The Peruvian Council of Solidarity with Sahrawi Arab Democratic Republic (SADR) has spoken out following the UN Security Council’s adoption of Resolution 2468.
The Council has always been a major supporter of Polisario, but has now recognized that the Group’s continuing calls for a referendum in the area with a view to self-determination and independence is not a viable solution for the conflict in Western Sahara.
The resolution, which calls for compromise and dialogue seems to have lead the Peruvian group conclude that the Polisario’s chosen course of action is no longer achievable.
The resolution itself was friendly to the long-standing Moroccan Autonomy Plan and shortly after it was adopted the Peruvian Council, which has been a long-term Polisario supporter, noted that UN resolution ignored the notion of self-determination which it mentioned only once.
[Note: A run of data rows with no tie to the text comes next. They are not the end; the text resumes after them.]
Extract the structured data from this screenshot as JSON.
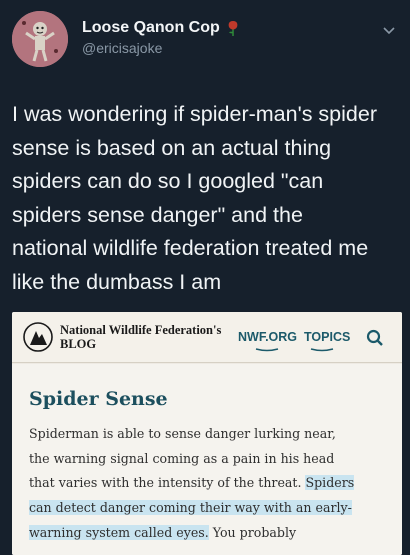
{
  "tweet": {
    "display_name": "Loose Qanon Cop",
    "emoji_icon": "rose-icon",
    "handle": "@ericisajoke",
    "lines": [
      "I was wondering if spider-man's spider",
      "sense is based on an actual thing",
      "spiders can do so I googled \"can",
      "spiders sense danger\" and the",
      "national wildlife federation treated me",
      "like the dumbass I am"
    ]
  },
  "card": {
    "site_name_line1": "National Wildlife Federation's",
    "site_name_line2": "BLOG",
    "nav_nwf": "NWF.ORG",
    "nav_topics": "TOPICS",
    "title": "Spider Sense",
    "text_lines": [
      {
        "plain": "Spiderman is able to sense danger lurking near,",
        "hl": "",
        "after": ""
      },
      {
        "plain": "the warning signal coming as a pain in his head",
        "hl": "",
        "after": ""
      },
      {
        "plain": "that varies with the intensity of the threat. ",
        "hl": "Spiders",
        "after": ""
      },
      {
        "plain": "",
        "hl": "can detect danger coming their way with an early-",
        "after": ""
      },
      {
        "plain": "",
        "hl": "warning system called eyes.",
        "after": " You probably"
      }
    ]
  },
  "colors": {
    "background": "#16202c",
    "accent_link": "#1c5a6a",
    "highlight": "#c9e4f0",
    "rose": "#c0392b"
  }
}
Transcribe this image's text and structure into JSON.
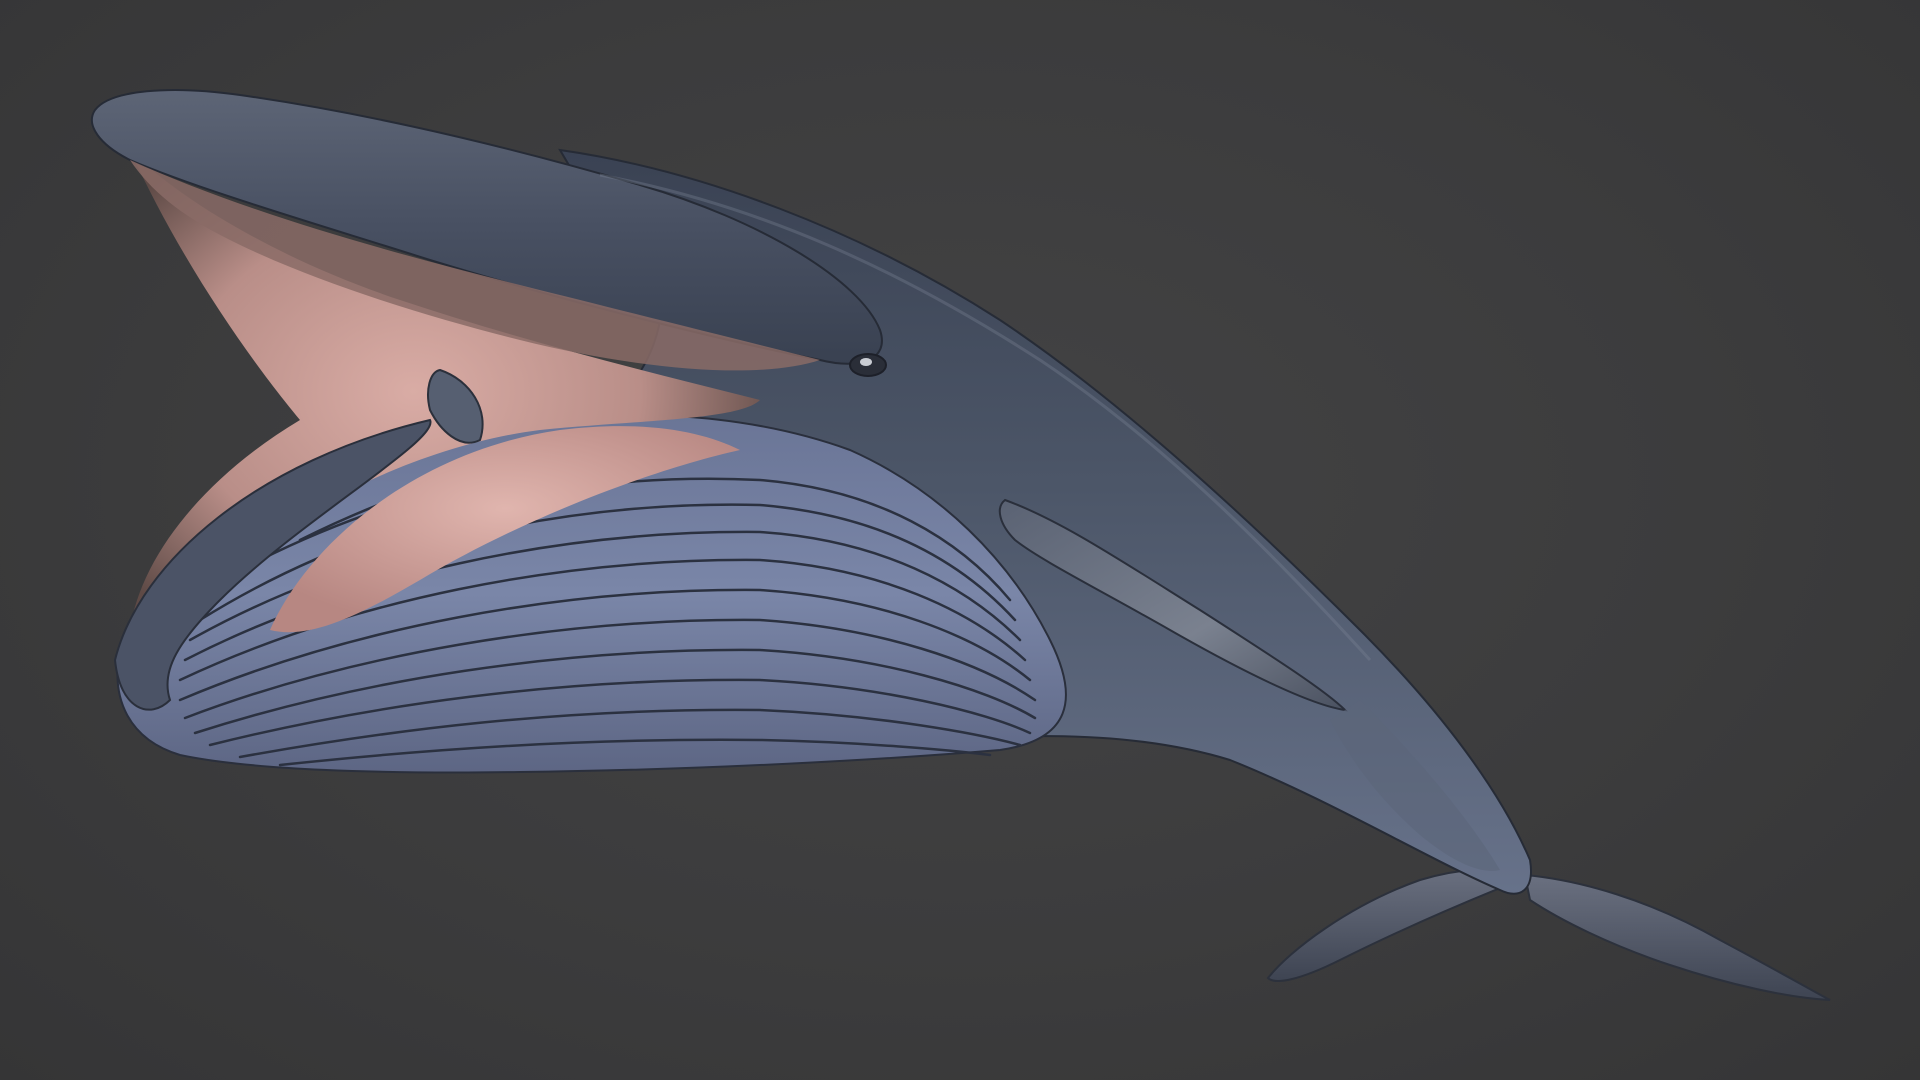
{
  "scene": {
    "subject": "whale-render",
    "colors": {
      "background": "#3d3d3e",
      "body_dark": "#2f3645",
      "body_mid": "#4d5668",
      "body_light": "#6f7a90",
      "throat_grooves": "#7c87a6",
      "groove_lines": "#2a2f3c",
      "mouth_interior": "#c99a94",
      "tongue": "#d8aaa3",
      "mouth_shadow": "#5a4642"
    }
  }
}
The Council say the absence of key terms such as referendum, self-determination independence from the most recent UN resolutions as a significant indicator that separatism is not a potential long-lasting solution in the region. The Council acknowledged that the text of Resolution 2468 indicates a shift in the attitude of the UN. The UN Security Council, on behalf of the entire whole international community, is now looking for sincere and cooperative dialogue leading to a sustainable solution based on compromise. This Peruvians say that the shift is conclusively moving towards the view that the notion of either a referendum or self-determination is obsolete.
The head of the Peruvian Council, Richard Sanchez Serra, had already shared his opinion back in February, long before the adoption of Resolution 2468. In this he clearly signaled the Peruvian Council’s change of direction, calling on the Polisario to move towards accepting the Moroccan plan for regional autonomy.
Serra, who has published many articles in Peru and internationally about the situation in the region, used his position to appeal to the Polisario to adopt the plan. He believes that the plan represents a compromise by Morocco who have moved away from its initial position – full integration of Western Sahara into Morocco – to proposing and supporting a politically autonomous region.
He was keen to stress that the autonomy plan had international support, including from the US, and had real potential to meet the needs of the people living in Western Sahara.
As a nation state, Peru has been a long-term supporter of Morocco’s plan. Twenty one members of their parliament expressed support in a statement in October 2017.